Technology sector receives major investment boost

Uzbekistan’s IT landscape is experiencing remarkable growth, with over 600 active startups currently operating in the country. These ventures have attracted a record-breaking $264 million in foreign investment over recent months — a fourfold increase compared to the previous year’s performance. Building on this momentum, the government has committed $100 million to transform 100 startup companies into globally competitive enterprises through advanced technology implementation.

The ambitious technology roadmap targets the monetization of thousands of young entrepreneurs’ ideas, with 200 startups expected to enter international markets. Government support will cover expenses for financial and marketing services provided by external experts, reducing barriers for emerging tech companies. A new entrepreneurial championship will select 100 promising ideas, each receiving investments of up to 1 billion sums ($80,000).

Digital commerce expansion creates new opportunities

The digital marketplace revolution in Uzbekistan shows impressive scaling, with the number of e-commerce platforms growing from 24 to 163 over the past three years. Entrepreneurs and craftsmen have successfully adapted to online sales channels, prompting requests for VAT refund mechanisms similar to traditional export transactions. President Mirziyoyev has directed relevant agencies to develop and approve appropriate procedures for this initiative.
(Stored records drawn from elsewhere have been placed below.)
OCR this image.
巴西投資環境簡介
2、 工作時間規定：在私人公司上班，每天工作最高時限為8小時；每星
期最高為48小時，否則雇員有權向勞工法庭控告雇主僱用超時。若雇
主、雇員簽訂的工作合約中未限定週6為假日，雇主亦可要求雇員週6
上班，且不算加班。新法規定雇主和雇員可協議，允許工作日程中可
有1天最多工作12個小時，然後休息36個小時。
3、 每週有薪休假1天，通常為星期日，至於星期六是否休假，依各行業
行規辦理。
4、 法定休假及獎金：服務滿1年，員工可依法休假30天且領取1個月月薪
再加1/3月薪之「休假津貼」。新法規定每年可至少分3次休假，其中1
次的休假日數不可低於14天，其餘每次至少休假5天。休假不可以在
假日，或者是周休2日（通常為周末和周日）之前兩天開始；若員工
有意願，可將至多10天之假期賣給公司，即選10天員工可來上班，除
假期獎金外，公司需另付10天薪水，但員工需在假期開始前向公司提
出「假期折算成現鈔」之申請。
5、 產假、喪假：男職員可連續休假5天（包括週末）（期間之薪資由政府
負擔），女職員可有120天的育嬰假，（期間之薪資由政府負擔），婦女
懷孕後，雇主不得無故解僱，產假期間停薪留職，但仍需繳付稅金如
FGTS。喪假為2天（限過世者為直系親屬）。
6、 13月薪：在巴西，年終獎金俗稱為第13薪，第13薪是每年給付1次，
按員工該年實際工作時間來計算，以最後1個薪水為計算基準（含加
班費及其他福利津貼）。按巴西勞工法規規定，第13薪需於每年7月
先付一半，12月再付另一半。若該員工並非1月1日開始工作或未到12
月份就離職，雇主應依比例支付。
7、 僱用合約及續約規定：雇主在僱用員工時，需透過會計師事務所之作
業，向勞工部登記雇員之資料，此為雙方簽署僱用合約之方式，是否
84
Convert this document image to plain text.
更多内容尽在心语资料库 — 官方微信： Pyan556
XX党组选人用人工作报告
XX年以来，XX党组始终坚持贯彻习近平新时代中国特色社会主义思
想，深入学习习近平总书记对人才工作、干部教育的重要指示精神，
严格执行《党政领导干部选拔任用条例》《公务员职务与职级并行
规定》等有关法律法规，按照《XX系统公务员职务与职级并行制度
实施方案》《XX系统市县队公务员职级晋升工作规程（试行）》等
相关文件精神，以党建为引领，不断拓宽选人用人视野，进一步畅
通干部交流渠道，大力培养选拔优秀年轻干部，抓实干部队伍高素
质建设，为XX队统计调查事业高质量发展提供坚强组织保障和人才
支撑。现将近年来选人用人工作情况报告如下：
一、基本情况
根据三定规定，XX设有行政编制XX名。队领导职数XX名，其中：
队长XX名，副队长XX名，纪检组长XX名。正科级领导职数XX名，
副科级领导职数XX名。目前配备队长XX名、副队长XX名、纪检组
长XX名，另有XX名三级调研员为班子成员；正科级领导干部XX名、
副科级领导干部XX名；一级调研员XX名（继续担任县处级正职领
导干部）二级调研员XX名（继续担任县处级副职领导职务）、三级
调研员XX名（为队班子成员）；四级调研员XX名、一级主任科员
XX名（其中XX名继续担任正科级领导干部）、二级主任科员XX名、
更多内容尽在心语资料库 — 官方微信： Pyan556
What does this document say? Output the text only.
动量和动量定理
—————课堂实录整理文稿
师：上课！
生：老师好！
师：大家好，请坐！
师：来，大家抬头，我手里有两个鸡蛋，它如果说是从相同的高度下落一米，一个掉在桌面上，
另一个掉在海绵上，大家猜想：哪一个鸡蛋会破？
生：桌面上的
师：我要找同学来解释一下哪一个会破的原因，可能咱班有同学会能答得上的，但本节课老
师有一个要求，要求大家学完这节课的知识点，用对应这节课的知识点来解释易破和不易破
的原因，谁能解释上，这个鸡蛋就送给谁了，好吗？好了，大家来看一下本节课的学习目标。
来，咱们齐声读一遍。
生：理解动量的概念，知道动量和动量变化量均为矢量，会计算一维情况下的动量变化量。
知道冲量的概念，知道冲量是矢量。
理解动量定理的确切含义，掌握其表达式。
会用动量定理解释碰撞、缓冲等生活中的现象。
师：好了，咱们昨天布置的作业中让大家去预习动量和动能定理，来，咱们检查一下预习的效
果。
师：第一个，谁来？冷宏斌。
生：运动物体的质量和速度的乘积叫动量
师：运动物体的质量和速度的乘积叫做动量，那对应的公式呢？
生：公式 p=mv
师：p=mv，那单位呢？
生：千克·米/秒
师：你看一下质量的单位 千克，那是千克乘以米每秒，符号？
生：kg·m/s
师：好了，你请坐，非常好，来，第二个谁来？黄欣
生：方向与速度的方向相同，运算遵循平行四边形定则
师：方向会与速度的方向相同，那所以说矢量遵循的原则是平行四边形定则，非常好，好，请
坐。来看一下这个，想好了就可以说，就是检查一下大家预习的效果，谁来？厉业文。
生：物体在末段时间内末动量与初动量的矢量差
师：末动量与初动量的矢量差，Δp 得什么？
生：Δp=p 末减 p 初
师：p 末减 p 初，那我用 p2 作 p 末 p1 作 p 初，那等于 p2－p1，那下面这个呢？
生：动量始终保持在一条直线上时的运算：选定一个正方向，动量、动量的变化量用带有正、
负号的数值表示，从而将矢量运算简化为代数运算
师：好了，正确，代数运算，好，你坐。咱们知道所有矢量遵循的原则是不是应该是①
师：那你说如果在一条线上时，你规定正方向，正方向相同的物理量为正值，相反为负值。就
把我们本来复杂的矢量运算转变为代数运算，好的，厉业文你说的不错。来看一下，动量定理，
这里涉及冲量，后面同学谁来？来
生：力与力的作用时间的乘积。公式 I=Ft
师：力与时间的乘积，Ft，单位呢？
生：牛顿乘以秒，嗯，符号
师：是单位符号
The financial technology sector will receive dedicated attention through a five-year strategy designed to increase fintech startup numbers and establish an “open banking” system facilitating collaboration between financial institutions and IT companies. Investment volumes in startup projects are projected to increase tenfold in the coming years, with banks already allocating $6 billion for entrepreneurship financing this year alone. By 2026, $1 billion will be designated specifically for small and medium enterprises under preferential terms.

Strategic implications for international business expansion

These comprehensive support measures present significant opportunities for international companies operating in construction, hospitality, and interior design sectors. The land allocation model particularly benefits foreign hotel chains and hospitality brands seeking cost-effective market entry, with government co-investment reducing initial capital requirements while providing local partnership advantages. Construction companies specializing in hospitality infrastructure can leverage preferential lending conditions and the guaranteed demand from 5,000 hectares of development projects.

International furniture and interior design companies will find expanding opportunities as the hotel construction boom creates substantial demand for furnishing and design services. The government’s commitment to building 108 new hotels, 375 family guest houses, and 123 hostels over the coming period generates a predictable pipeline for suppliers of hospitality furnishing solutions. Additionally, the focus on improving service quality through annual competitions with $1 million prize funds indicates growing emphasis on international hospitality standards.

For technology companies and digital service providers, Uzbekistan’s rapid startup ecosystem growth and government investment commitments create partnership opportunities in fintech, e-commerce platforms, and digital banking solutions. The open banking initiative and 10-fold investment growth projection suggest a market ready for international technology transfer and joint venture opportunities, particularly for companies with expertise in financial technology and digital commerce infrastructure.